Bugünlere kolay gelme­dik. Vatanımızın işgal edildiği; ırzımızın, namu­sumuzun lekelendiği gün­leri görenler hâlâ aramız­da yaşıyorlar. O günleri bilmeyen, kuzey ve gü­neyden, doğu ve batıdan bizi saran ateş çemberini düşünmeyenler, bazı de­tay uygulamaları örnek göstererek, her şeyi kapkara görüyor, bu karam­sarlığı inatla yaymaya çalışıyorlar. Çevreyi toz­pembe görmek nasıl tehlikeli ve mü'mine yakış­mazsa, yeis ve karamsar­lık da o kadar tehlikeli ve mü'minin ferasetine uzak­tır. Kendilerini karamsar­lığa kaptıranların ekseri­yetinin iyi niyetli, temiz yürekli, sahi gönüllü, muhlis, mü’min vatandaş­larımız olduğu muhakkak.

Bu iyi niyetleri istismar edenlerin de çoğunlu­ğunun, yaptıklarının şuu­runda oldukları zannedil­miyor. Onlarda da kötü bir niyet yok. Geriye ka­lan çok çok az kişi var ya, işte onların -bilerek bilme­yerek- beynelmilel bir fe­sat plânına hizmet ettiklerinden şahsen şüphem, endişem var...

Yakın geçmişte bizi o karanlık- günlere yeniden döndürmek isteyen iç fe­sat hareketlerle karşılaş­madık mı? Basın-yaym organlarından her gün gö­rüyoruz, bu fesat hareket­ler son bulmuş değil.

Mü'minin vazifesi dünü ve bugünü iyi değerlen­dirmek, fitne ve fesada karşı uyanık bulunmak, kendini bilerek ateşe at­mamaktır. Fitne her za­man kötüdür.
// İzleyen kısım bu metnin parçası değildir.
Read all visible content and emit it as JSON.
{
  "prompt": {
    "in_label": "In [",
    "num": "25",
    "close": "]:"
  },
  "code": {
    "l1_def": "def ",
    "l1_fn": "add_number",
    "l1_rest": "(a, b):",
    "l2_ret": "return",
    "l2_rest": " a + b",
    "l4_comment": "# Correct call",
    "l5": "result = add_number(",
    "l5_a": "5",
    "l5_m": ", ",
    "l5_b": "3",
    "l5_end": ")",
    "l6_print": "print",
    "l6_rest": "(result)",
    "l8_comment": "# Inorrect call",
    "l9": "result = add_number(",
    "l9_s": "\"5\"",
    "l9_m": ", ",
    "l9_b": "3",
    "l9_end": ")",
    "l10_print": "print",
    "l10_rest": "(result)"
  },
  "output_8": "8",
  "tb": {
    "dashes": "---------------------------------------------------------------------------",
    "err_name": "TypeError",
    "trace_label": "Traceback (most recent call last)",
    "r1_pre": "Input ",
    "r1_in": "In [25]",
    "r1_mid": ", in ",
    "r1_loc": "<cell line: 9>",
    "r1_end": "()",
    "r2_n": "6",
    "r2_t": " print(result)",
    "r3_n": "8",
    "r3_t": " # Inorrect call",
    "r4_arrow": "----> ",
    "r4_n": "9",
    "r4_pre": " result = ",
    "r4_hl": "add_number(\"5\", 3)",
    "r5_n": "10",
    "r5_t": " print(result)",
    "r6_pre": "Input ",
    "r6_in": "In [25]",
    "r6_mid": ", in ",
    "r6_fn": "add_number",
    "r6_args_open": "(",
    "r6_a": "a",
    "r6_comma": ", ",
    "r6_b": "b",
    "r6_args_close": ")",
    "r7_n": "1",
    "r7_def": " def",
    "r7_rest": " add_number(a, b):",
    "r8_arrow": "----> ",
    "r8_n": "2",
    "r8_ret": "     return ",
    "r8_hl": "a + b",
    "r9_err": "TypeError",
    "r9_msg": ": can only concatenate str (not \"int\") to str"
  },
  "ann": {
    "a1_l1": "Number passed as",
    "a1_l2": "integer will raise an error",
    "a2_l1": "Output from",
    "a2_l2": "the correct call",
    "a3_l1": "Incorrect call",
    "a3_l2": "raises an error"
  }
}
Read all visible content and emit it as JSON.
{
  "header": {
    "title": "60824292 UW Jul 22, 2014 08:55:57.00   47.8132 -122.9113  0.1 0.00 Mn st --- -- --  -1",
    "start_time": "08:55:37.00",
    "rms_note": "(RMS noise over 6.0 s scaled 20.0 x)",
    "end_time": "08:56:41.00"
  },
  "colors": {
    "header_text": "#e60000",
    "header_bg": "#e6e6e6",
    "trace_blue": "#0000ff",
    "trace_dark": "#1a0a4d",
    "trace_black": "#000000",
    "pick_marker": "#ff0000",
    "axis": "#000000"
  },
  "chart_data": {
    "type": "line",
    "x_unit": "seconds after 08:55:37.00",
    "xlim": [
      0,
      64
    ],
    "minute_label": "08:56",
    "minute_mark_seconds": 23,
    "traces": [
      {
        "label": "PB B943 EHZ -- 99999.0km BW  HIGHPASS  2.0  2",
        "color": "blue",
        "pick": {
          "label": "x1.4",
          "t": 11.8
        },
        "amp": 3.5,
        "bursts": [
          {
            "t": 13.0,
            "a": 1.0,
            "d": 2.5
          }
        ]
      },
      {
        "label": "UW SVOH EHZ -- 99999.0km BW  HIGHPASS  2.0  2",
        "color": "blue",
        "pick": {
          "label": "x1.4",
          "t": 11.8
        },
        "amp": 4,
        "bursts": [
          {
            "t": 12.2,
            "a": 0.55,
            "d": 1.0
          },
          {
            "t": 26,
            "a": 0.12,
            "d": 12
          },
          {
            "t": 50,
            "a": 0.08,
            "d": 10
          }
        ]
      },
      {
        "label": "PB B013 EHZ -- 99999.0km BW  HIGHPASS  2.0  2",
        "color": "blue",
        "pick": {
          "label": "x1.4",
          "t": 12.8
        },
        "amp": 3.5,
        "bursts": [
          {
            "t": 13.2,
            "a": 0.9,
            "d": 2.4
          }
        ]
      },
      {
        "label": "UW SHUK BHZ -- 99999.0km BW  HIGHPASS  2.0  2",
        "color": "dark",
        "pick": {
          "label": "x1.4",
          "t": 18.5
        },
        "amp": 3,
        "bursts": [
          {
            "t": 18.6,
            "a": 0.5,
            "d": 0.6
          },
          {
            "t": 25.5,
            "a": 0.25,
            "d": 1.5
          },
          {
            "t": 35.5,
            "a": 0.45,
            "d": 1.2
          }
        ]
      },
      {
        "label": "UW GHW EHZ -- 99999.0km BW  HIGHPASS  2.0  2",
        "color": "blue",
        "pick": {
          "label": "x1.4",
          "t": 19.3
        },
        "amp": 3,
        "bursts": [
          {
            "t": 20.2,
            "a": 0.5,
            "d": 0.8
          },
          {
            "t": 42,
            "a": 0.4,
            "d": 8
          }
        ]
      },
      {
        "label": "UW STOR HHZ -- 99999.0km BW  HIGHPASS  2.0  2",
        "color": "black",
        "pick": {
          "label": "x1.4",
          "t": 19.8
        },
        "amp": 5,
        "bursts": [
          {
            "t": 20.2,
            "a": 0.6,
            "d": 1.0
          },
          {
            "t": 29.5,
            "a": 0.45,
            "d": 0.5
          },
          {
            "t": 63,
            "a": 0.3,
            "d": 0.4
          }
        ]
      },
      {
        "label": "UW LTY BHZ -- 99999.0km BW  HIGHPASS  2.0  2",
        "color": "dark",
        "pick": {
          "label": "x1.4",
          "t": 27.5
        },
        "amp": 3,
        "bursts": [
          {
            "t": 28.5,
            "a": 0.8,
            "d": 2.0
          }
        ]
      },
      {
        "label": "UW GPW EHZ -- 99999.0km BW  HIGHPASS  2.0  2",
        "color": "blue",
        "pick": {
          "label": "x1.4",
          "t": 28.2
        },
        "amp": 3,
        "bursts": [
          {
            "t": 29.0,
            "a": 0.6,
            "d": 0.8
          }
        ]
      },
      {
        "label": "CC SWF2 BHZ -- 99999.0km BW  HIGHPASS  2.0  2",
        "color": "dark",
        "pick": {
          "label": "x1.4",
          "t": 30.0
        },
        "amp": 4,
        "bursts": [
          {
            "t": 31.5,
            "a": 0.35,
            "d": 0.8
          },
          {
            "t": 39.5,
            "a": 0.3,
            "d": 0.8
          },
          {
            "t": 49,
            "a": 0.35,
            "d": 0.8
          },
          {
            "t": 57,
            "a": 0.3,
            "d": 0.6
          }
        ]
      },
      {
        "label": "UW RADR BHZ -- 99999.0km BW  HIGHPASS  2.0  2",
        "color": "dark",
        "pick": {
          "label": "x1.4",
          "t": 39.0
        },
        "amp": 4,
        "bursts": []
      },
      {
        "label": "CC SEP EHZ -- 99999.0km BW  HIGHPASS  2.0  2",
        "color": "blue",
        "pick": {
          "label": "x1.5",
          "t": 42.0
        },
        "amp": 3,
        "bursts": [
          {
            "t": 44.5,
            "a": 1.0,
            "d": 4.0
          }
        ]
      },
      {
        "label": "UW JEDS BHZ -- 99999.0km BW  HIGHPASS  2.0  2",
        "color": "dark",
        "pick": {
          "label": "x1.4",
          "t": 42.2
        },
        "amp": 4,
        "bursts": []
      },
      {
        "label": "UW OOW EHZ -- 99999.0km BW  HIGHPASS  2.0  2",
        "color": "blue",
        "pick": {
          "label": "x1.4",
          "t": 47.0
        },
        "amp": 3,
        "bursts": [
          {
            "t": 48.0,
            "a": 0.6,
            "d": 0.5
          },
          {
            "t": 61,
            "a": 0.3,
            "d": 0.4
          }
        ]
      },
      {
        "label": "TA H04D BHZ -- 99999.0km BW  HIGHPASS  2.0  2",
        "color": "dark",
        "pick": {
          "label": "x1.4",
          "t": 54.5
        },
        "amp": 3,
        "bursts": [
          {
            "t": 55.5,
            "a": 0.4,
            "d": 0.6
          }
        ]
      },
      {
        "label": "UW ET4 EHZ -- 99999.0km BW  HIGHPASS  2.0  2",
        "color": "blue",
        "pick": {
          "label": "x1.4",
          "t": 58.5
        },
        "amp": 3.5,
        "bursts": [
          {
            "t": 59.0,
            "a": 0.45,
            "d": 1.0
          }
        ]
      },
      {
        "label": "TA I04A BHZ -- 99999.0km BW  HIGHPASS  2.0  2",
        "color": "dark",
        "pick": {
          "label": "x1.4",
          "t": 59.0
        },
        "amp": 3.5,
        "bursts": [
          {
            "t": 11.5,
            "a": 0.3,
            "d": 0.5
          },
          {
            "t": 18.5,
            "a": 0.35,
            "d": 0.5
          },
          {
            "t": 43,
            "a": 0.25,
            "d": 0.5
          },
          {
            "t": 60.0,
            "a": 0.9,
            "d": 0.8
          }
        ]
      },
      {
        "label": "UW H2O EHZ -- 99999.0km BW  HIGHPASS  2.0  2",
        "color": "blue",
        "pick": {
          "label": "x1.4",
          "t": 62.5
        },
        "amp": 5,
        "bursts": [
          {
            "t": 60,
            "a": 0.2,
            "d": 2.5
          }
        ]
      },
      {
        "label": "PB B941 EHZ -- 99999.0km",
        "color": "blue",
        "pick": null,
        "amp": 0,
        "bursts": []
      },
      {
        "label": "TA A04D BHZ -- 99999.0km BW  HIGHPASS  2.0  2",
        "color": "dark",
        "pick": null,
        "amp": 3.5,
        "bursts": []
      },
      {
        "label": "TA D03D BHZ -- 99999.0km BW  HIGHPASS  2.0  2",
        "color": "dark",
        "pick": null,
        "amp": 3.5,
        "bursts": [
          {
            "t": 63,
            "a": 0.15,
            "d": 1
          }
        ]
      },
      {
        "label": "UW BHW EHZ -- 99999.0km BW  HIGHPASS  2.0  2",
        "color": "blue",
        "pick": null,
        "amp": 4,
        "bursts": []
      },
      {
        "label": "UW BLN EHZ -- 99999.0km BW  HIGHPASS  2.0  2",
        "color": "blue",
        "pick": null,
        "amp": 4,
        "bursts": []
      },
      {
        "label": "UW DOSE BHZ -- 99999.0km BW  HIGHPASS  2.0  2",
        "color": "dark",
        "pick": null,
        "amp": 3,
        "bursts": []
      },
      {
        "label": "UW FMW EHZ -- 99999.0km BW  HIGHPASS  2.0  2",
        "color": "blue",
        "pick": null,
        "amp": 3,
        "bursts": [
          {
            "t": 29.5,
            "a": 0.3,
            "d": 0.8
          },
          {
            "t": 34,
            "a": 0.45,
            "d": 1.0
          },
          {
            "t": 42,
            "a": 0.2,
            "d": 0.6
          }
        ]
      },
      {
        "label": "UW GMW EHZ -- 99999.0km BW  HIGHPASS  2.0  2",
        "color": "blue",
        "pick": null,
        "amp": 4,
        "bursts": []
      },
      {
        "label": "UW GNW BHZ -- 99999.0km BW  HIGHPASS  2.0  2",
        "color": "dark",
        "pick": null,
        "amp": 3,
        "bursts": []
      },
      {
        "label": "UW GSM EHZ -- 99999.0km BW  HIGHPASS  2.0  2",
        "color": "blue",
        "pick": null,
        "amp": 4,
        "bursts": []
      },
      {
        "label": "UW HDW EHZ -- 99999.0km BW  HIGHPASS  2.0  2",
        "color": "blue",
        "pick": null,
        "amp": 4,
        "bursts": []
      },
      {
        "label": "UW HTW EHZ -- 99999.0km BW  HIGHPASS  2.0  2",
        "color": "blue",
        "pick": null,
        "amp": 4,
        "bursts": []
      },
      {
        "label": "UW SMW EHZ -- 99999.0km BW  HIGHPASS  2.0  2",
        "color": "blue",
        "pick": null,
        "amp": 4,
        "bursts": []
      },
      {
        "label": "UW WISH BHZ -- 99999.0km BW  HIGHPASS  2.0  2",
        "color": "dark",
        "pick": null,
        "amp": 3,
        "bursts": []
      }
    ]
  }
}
Ulu Müslü­manlık âlet edilerek fitne çıkarmak ise, helakin ta kendisidir.

Bir doğum yıldönümünü daha tes'îd etmek şerefine ulaştığımız Peygamberimiz efendimiz "Ahirzaman fitneleri" hususunda bizi ikaz buyurmuştur.
"O"nun yolu açık, mesajı bellidir. Bu mesajı kavramak, aynı zamanda "O"nu anlamak demektir.